Desde que principié a dictar esta carta ha pasado un mes largo. Tu permanencia en la Argentina no ha tenido para ti ninguna de las ventajas que yo esperaba. En vez de conocer a Buenos Aires, has ido a encerrarte en un campo. Estás nuevamente entregado a tus recuerdos bogotanos, triste y abatido. Las cartas que está recibiendo ahora María se parecen a las que escribiste en viaje para Santiago de Chile como una gota de agua a otra gota de agua. Así, tu visita a la capital del Plata resulta perdida.Es un nuevo desconsuelo que quiero confesarte, deseando que no te cause ninguna mortificación.
Dejaré para otra ocasión el darte algunos informes sobre política. Harían una mezcla muy rara estas confidencias familiares con mis comentarios respecto de lo que ocurre en el Congreso o dentro del Despacho Ejecutivo. Baste por hoy informarte que las Cámaras siguen trabajando en armonía con el Gobierno y que con el correr del tiempo admiro más las capacidades de los ministros. Lleras me hace grandisima falta en la Secretaria General; pero en el Ministerio de Gobierno está realizando una obra magnífica y prestando una colaboración inestimable. Echandia saldrá de la discusión de la reforma constitucional consagrado como uno de los más grandes talentos jurídicos de esta tierra. Soto está sirviéndole de blanco a El Siglo de Laureano Gómez; pero no hay en estos contornos quién se atreva a negarle su grandísima preparación para dirigir las finanzas nacionales. César García es el mejor ministro de Obras Públicas que ha ocupado ese despacho, aunque sus antecesores no lo crean. Benito Hernández es el "benemérito" del gabinete, para emplear la expresión de sus colegas: en el Ministerio de Guerra está realizando una tarea de extraordinaria eficacia, superior a la que dejó cumplida en el Ministerio de Industrias. González Piedrahíta está haciéndose al medio con una rapidez sorprendente y lleva trazas de ser reconocido muy pronto como un gran ministro de Relaciones Exteriores. Su admirado amigo Martínez Pérez es muy ilustrado e inteligente.

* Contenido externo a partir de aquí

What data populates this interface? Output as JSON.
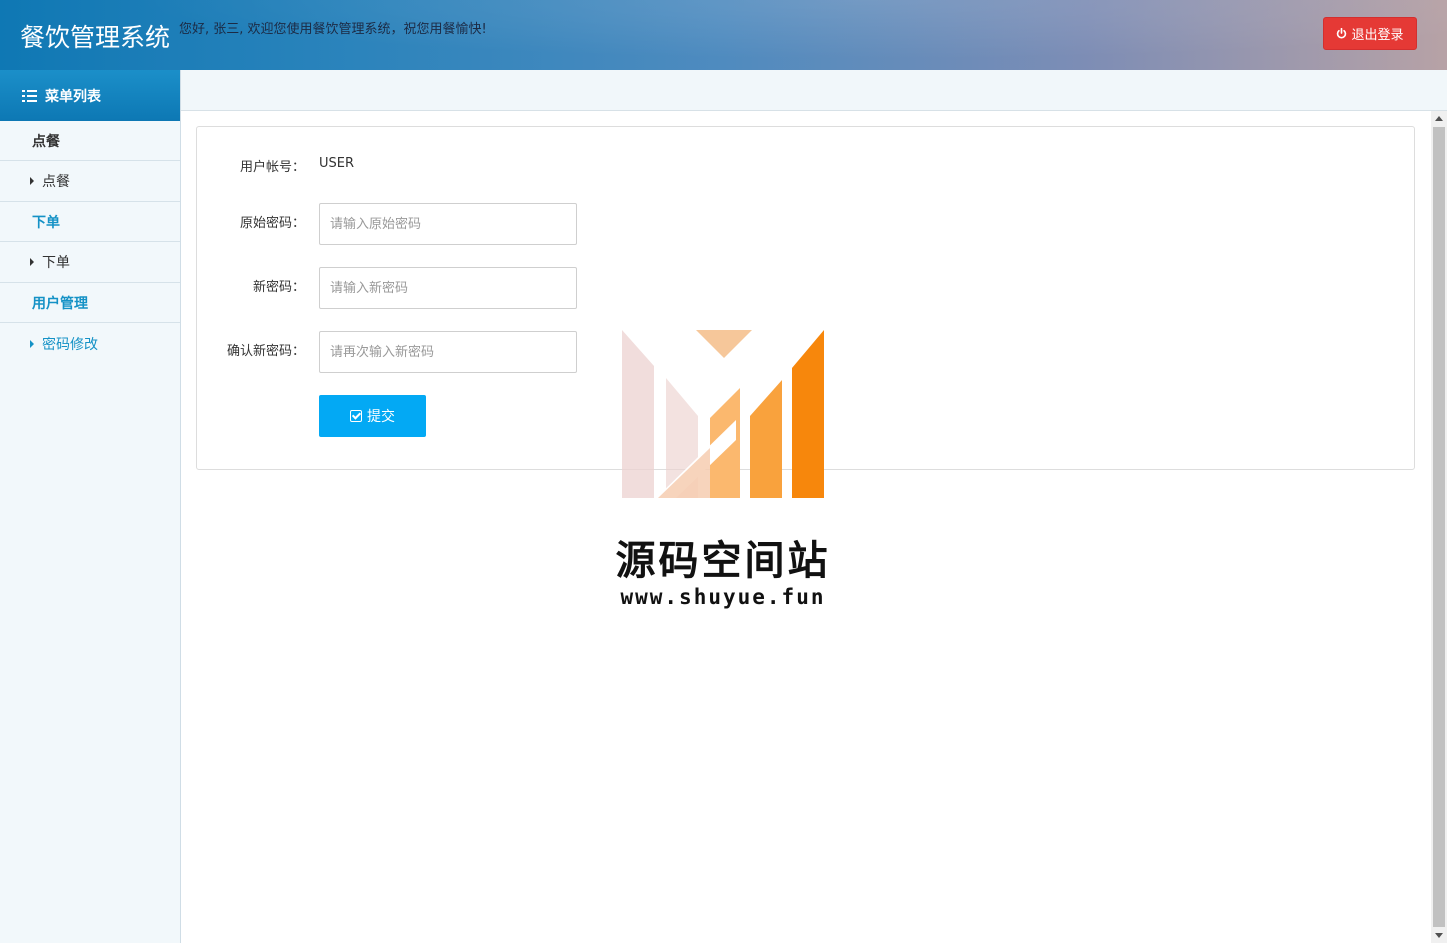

Sin embargo no cuenta con el favor del Congreso ni ha ganado mucho terreno en la conciencia pública.Otro tanto puedo decir de Rodriguez Moya y Salamanca; pero tengo de los tres muy alto concepto como funcionarios.
Te encarezco que no regreses a Chile sin ir a visitar a Saavedra Lamas y decirle cosas simpáticas y discretas, principiando por agradecerle el que haya manifestado deseos de conocerte.
Salúdame afectuosamente a Enrique y Susana, y recibe mis besos y bendiciones.